The issue of penalty v. tax is more than semantics. It goes to the heart of congressional intent in the legislation itself. While Congress has the “power” to tax, the question here is whether it used that power in this legislation. By its own admission, it did not – so how could the Court construe it as such ? The dissent: “In a few cases, this Court has held that a “tax” imposed upon private conduct was so onerous as to be in effect a penalty. But we have never held—never—that a penalty imposed for violation of the law was so trivial as to be in effect a tax.” Almost by definition, a “tax” is never an exaction for unlawful activity but a predictable source of revenue for traditional activity. An exaction for “unlawful activity” – such as failure to buy health insurance – is by definition a “penalty.” Except by the Supreme Court’s awkward and contrived definition.
And the dissenters are clear keen to the politics: “For all these reasons, to say that the Individual Mandate merely imposes a tax is not to interpret the statute but to rewrite it. Taxes have never been popular. .and in part for that reason, the Constitution requires tax increases to originate in the House of Representatives. That is to say, they must originate in the legislative body most accountable to the people, where legislators must weigh the need for the tax against the terrible price they might pay at their next election, which is never more than two years off. “
Here, the Court gave that feckless Congress a pass, even with the vengeance enacted upon the legislators in the 2010 elections.
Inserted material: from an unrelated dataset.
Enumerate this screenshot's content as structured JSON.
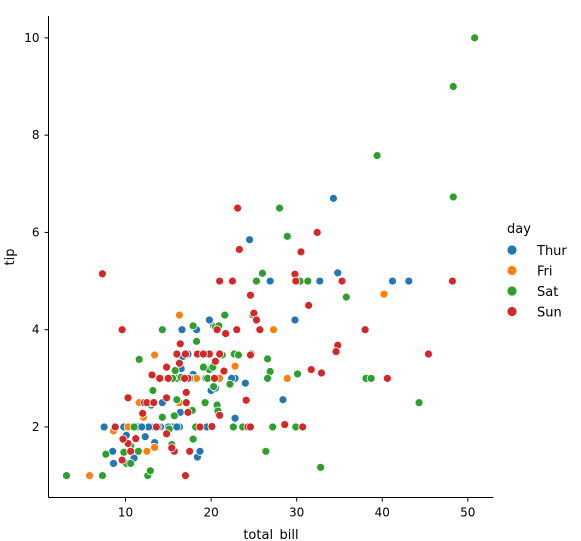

“The Court regards its strained statutory interpretation as judicial modesty. It is not. It amounts instead to a vast judicial overreaching. It creates a debilitated, inoperable version of health-care regulation that Congress did not enact and the public does not expect. It makes enactment of sensible health-care regulation more difficult, since Congress cannot start afresh but must take as its point of departure a jumble of now senseless provisions, provisions that certain interests favored under the Court’s new design will struggle to retain.”
In retrospect, Nancy Pelosi was right. She said during the debate that “we have to pass the law to know what is in it.” Even she didn’t realize how correct she was. It took the Supreme Court to expose the tax increase that is at the heart of Obamacare that, along with diminished coverage and increased costs for all, will be its legacy until it is repealed.
Now is the time to hold Obama and the Democrats accountable for this outrage. The President will undoubtedly trumpet the mandate’s constitutionality, but completely ignore that his theory of constitutionality was explicitly rebuffed. And Congress’ public standing should further decrease, although at 10% approval, it doesn’t have that far to fall.
This will be a net loss for Obama politically. Obamacare’s unpopularity will skyrocket as the terms “Obamacare” and “tax” begin to merge in the public mind. It would be fitting if this convoluted and strained decision, a temporary victory, advances and assures his defeat.
ObamaCare has been declared constitutional, but that does not give the USA the money to pay for it.